The only thought in my head at the moment, aside from the thought “hallelujah, it’s Friday” is the thought of the wilted carnations sitting atop the mini-fridge at the foot of my bed. They were a gift from a friend, and they lasted a blessedly long time. Now they’re wilted. I’m tired enough right now that the sight of those blackening carnations makes me sad.

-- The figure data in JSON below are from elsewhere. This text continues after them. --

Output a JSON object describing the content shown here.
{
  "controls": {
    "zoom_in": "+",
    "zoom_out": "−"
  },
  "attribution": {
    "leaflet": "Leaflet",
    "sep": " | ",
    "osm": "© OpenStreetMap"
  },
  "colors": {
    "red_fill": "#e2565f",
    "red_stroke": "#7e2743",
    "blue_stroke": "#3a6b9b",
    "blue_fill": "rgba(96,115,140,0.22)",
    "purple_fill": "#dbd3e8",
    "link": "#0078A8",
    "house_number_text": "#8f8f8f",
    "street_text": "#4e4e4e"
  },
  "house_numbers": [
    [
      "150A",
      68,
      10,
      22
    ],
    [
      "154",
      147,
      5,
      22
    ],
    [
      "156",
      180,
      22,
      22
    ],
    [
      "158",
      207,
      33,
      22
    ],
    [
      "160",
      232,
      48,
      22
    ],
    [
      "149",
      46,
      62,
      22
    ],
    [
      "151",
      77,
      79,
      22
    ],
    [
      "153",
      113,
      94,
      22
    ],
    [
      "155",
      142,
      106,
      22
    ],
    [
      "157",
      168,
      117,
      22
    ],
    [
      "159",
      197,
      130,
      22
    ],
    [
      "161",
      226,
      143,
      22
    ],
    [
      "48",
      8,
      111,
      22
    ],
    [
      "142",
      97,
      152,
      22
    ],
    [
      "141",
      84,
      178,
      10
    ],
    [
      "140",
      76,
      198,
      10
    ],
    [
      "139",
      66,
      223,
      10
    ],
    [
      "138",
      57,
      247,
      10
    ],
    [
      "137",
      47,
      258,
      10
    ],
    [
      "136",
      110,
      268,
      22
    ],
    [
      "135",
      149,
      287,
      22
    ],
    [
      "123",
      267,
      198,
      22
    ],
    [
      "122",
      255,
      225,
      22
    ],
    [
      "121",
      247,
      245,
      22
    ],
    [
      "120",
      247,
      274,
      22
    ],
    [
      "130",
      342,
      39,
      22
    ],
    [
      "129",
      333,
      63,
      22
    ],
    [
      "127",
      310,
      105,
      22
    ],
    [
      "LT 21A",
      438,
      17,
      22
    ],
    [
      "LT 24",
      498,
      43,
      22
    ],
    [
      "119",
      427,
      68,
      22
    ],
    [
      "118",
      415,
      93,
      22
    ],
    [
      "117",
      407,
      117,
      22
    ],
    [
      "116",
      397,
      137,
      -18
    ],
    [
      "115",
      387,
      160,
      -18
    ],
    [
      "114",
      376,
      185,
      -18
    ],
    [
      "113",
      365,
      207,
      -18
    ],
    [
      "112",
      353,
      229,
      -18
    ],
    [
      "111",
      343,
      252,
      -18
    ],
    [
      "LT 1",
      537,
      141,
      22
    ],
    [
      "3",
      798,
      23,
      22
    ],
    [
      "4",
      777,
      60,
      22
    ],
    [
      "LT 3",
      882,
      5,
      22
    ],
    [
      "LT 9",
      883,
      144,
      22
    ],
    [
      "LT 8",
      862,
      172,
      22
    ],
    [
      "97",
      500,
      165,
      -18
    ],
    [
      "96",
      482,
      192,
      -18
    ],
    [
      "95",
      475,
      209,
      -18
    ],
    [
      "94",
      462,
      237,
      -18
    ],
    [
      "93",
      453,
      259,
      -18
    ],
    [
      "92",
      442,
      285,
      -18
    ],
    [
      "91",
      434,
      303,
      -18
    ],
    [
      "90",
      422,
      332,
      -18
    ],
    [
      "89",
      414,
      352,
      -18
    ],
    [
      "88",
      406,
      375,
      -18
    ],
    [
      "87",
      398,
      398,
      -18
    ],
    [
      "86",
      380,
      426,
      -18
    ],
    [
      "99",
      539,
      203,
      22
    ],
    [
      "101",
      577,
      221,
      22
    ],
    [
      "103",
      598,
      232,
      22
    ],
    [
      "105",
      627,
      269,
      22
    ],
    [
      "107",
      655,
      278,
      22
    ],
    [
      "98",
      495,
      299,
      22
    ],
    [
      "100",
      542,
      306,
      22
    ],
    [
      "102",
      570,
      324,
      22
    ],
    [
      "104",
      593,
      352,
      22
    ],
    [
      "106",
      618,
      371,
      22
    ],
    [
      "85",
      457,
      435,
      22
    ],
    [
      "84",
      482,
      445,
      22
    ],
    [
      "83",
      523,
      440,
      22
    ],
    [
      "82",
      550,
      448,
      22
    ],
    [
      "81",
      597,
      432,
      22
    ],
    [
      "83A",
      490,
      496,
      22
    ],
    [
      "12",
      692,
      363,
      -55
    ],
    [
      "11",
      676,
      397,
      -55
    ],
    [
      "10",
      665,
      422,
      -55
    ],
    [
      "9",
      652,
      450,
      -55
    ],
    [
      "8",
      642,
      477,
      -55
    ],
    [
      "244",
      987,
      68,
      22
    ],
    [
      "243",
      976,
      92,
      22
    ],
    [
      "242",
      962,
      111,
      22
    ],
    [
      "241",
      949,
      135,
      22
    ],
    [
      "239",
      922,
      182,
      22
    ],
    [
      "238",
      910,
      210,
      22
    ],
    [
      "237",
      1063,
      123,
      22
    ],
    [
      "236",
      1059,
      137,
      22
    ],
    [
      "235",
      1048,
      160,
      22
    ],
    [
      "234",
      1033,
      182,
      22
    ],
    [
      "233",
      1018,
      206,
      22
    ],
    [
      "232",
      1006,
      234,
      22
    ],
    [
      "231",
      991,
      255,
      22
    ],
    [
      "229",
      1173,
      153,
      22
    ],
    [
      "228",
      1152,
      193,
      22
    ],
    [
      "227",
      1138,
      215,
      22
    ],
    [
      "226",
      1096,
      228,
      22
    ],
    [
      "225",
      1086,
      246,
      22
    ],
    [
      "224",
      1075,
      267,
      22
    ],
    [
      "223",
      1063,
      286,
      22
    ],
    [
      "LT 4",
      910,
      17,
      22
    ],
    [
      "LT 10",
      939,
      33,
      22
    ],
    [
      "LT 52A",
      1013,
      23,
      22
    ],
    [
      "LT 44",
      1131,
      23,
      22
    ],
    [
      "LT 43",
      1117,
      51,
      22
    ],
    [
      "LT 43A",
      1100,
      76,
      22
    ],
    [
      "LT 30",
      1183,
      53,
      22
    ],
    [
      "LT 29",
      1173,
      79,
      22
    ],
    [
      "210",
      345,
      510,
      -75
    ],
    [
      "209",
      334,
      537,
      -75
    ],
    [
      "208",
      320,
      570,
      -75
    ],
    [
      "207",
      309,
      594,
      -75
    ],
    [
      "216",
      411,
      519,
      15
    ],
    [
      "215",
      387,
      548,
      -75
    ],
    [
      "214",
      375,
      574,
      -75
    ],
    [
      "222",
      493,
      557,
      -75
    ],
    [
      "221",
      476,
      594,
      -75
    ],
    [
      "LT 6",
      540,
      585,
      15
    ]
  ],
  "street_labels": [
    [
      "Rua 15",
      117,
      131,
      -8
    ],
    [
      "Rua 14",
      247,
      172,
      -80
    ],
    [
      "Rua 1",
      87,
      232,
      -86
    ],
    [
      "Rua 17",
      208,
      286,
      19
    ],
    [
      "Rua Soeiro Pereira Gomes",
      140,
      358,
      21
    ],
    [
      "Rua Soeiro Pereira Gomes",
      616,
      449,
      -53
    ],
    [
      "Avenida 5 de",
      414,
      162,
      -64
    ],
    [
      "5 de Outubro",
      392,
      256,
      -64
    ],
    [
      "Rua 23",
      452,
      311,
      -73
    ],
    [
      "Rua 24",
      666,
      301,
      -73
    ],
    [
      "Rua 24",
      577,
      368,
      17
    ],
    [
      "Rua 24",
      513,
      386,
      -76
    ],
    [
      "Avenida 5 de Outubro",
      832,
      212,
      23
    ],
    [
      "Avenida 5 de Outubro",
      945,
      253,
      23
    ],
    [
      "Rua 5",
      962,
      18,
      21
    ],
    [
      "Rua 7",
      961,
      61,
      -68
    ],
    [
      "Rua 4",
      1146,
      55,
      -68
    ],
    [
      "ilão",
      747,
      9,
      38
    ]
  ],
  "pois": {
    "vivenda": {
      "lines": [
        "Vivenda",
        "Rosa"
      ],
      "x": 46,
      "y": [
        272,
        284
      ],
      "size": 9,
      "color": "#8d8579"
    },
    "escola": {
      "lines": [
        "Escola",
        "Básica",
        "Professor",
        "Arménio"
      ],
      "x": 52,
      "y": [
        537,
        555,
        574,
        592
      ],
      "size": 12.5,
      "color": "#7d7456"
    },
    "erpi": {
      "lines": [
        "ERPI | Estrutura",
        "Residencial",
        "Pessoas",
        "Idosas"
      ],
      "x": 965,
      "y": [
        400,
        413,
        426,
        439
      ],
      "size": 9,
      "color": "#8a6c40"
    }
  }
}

It reminds me of a poem I performed once upon a time. A long, rambling, and lovely poem by the genius Carl Sandburg: “Little Word, Little White Bird.” It’s a poem that attempts to define the undefinable, and it’s too long to reprint in full, but here is a section:

“And are they after beguiling and befoozling us
when they tell us love is a rose, a red red rose,
the mystery of leaves folded over and under
and you can take it to pieces and throw it away
or you can wear it for a soft spot of crimson
in your hair, at your breast,
and you can waltz and tango wearing your sweet crimson rose
and take it home and lay it on a window sill and see it
until one day you’re not careful
and it crackles into dust in your hand
and the wind whisks it whither you know not,
whither you care not,
for it is just one more flame of a rose
that came with its red blush and crimson bloom
and did the best it could with what it had
and nobody wins, nobody loses,
and what’s one more rose
when on any street corner
in bright summer mornings
you see them with bunches of roses,
their hands out toward you calling,
Roses today, fresh roses,
fresh-cut roses today
a rose for you sir,
the ladies like roses,
now is the time,
fresh roses sir.

And I’m waiting–for days and weeks and months
I’ve been waiting to see some flower seller,
one of those hawkers of roses,
I’ve been waiting to hear one of them calling,
A cabbage with every rose,
a good sweet cabbage with every rose,
a head of cabbage for soup or slaw or stew,
cabbage with the leaves folded over
and under like a miracle
and you can eat it and stand up and walk,
today and today only your last chance
a head of cabbage with every single lovely rose.
And any time and any day I hear a flower seller so calling
I shall be quick and I shall buy
two roses and two cabbages,
the roses for my lover
and the cabbages for little luckless me.
Or am I wrong–is love a rose you can buy and give away
and keep for yourself cabbages, my lord and master,
cabbages, kind sir?
I am asking, can you?”

And with that thought, I return to my melancholy tunes and my bar of chocolate. Have a poetical weekend, everyone.